Ketentuan mengenai pembagian keuntungan tersebut tentunya berpotensi baik bagi Indonesia yang kemampuan ekonomi, sumber daya manusia serta teknologi kelautannya masih perlu peningkatan. Kendati demikian, diantara kedua jenis keuntungan tersebut, dapat dikatakan bahwa keuntungan non-moneter memiliki persentase yang lebih besar untuk terealisasi dengan baik. Terdapat dua alasan, pertama karena Indonesia sejauh ini sudah berada dalam tahap mengusahakan peningkatan kapasitas sumber daya manusia dan teknologi dengan cara bekerja sama dengan negara lain. Sebagai contoh, kerja sama antara Indonesia dan Korea yang menghasilkan the Korea-Indonesia Marine Technology Cooperation Research Center (MTCRC) yang tujuan utamanya adalah peningkatan kapasitas serta joint research antar keduanya [5]. Selain itu, Badan Riset dan Inovasi Nasional (BRIN) juga baru-baru ini menjalin kerja sama dengan Uni Eropa dan Agence Française de Développement (AFD) untuk mengembangkan ekonomi biru [6] serta dengan para ilmuwan dari the University of British Columbia untuk menjaga keberlanjutan spesies laut yang terancam punah [7].

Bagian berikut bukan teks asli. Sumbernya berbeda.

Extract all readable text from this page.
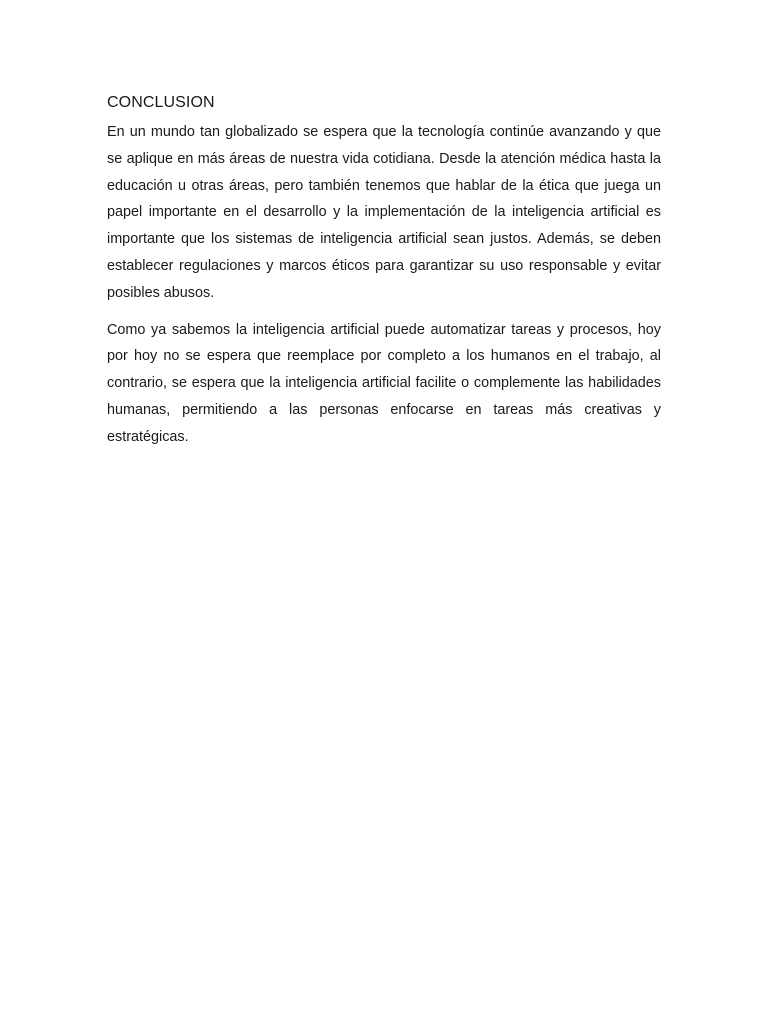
CONCLUSION

En un mundo tan globalizado se espera que la tecnología continúe avanzando y que se aplique en más áreas de nuestra vida cotidiana. Desde la atención médica hasta la educación u otras áreas, pero también tenemos que hablar de la ética que juega un papel importante en el desarrollo y la implementación de la inteligencia artificial es importante que los sistemas de inteligencia artificial sean justos. Además, se deben establecer regulaciones y marcos éticos para garantizar su uso responsable y evitar posibles abusos.

Como ya sabemos la inteligencia artificial puede automatizar tareas y procesos, hoy por hoy no se espera que reemplace por completo a los humanos en el trabajo, al contrario, se espera que la inteligencia artificial facilite o complemente las habilidades humanas, permitiendo a las personas enfocarse en tareas más creativas y estratégicas.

Alasan kedua adalah sepak terjang pembagian keuntungan moneter yang kurang positif terutama jika dikaitkan dengan konservasi lingkungan [8]. Perjanjian BBNJ berkerabat dekat dengan Protokol Nagoya serta International Treaty on Plant Genetic Resources for Food and Agriculture (ITPGRFA) karena sama-sama mengatur sumber daya genetik walaupun memiliki ruang lingkup yang berbeda. Praktik pembagian keuntungan moneter dalam Protokol Nagoya secara global hampir tidak terlihat sekalipun aturannya sangat jelas [9]. Hal tersebut dipengaruhi oleh beberapa faktor baik itu dari sisi normatif Protokol Nagoya maupun dari sisi praktis di level nasional (birokrasi yang rumit serta isu kepercayaan terhadap pihak asing). Hal serupa juga terjadi dalam konteks ITPGRFA [10].Euforia pengadopsian Perjanjian BBNJ perlu diiringi dengan tindakan nyata serta penyesuaian ekspektasi mengenai pembagian keuntungan moneter yang diatur di dalamnya. Tindakan nyata yang dimaksud yaitu melalui percepatan ratifikasi agar instrumen hukum tersebut dapat segera memiliki kekuatan hukum. Per tulisan ini dibuat (7 Maret 2025), sudah ada 111 negara yang menandatangani dan 18 negara sudah meratifikasi, artinya masih dibutuhkan total 42 negara agar Perjanjian BBNJ mengikat secara hukum. Selanjutnya, tetap memperkuat kerja sama peningkatan kapasitas dan teknologi kelautan dengan berbagai pihak merupakan langkah konkrit positif alih-alih terlalu mengharapkan pada pembagian keuntungan dari Perjanjian BBNJ, terutama keuntungan moneter yang tidak memiliki track record yang baik jika dikaitkan dengan konservasi lingkungan.